Torsional response of microwires using multi-term nonlinear kinematic hardening model within strain gradient plasticity framework

The microwire torsion experiment holds significant importance in assessing the size effect at the micron and submicron scales. This paper introduces a model that examines the torsion of a microwire within a higher -order phenomenological strain gradient plasticity framework. The energetic consequences of plastic strain gradient are captured through a multi -term Chaboche-type nonlinear higher -order energetic stress evolution. This higher -order stress is linked to the formation of geometrically necessary dislocations (GNDs) and reaches saturation as effective plastic strain increases during plastic flow. The thermodynamically consistent framework demonstrates additional dissipation in the dissipation inequality.
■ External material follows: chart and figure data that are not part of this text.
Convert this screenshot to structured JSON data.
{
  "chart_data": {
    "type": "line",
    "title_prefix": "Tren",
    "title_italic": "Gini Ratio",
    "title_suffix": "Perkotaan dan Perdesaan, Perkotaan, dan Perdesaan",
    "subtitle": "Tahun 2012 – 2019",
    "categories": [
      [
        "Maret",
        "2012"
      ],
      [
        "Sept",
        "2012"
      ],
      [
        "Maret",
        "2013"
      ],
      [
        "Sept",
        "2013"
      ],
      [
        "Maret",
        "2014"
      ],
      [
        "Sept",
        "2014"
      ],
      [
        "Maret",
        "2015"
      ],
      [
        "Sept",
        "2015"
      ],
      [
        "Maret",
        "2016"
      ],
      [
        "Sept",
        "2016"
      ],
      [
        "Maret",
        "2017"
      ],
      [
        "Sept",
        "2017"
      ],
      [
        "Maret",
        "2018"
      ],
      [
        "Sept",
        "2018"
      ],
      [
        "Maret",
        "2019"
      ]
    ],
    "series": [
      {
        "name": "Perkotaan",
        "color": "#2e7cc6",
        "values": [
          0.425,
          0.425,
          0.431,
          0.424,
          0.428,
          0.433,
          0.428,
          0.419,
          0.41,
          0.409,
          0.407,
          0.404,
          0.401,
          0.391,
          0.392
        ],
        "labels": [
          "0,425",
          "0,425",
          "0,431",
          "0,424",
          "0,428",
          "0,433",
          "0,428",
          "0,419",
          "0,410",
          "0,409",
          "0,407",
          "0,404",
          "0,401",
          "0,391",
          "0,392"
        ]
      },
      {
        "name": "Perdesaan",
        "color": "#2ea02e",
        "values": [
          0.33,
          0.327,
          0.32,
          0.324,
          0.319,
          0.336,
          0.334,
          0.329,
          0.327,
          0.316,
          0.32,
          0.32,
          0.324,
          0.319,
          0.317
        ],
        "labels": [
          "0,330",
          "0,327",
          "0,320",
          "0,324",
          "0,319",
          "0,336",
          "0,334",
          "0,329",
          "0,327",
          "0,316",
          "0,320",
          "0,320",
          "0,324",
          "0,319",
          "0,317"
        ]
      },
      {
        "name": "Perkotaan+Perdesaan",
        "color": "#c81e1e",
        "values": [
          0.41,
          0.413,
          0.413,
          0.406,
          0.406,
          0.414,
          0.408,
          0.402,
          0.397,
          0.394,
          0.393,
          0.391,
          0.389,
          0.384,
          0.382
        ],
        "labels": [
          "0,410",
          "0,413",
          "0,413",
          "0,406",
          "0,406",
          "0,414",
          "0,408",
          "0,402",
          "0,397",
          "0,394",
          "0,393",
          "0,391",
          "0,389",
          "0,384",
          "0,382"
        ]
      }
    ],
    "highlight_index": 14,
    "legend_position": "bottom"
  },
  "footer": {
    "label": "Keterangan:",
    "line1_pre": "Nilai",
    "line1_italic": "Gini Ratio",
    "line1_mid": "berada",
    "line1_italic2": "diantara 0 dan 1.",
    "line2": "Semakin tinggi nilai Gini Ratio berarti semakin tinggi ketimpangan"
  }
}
To simulate microwires, a comprehensive three-dimensional mixed finite element with displacement and plastic strain as variables is proposed. Subsequently, an axisymmetric version of the general 3D theory is derived for circular cross -sections using the micro -force balance equation, which takes into account both energetic and dissipative higher -order stress. A procedure for identifying hardening parameters from experimental torque -twist data is suggested. Comparative analysis between numerical responses and experimental observations highlights the effectiveness of saturation term(s) in the higher -order energetic stress evolution equation, as well as the influence of radiusdependent hardening parameters. The torsional behavior of a non -circular section indicates that the warping of the non -circular section diminishes with an increased strain gradient effect. Surface passivation enhances the wire's strength by preventing GNDs from escaping the surface. However, non -uniform surface passivation disrupts the symmetry of the cross-section and leads to more warping.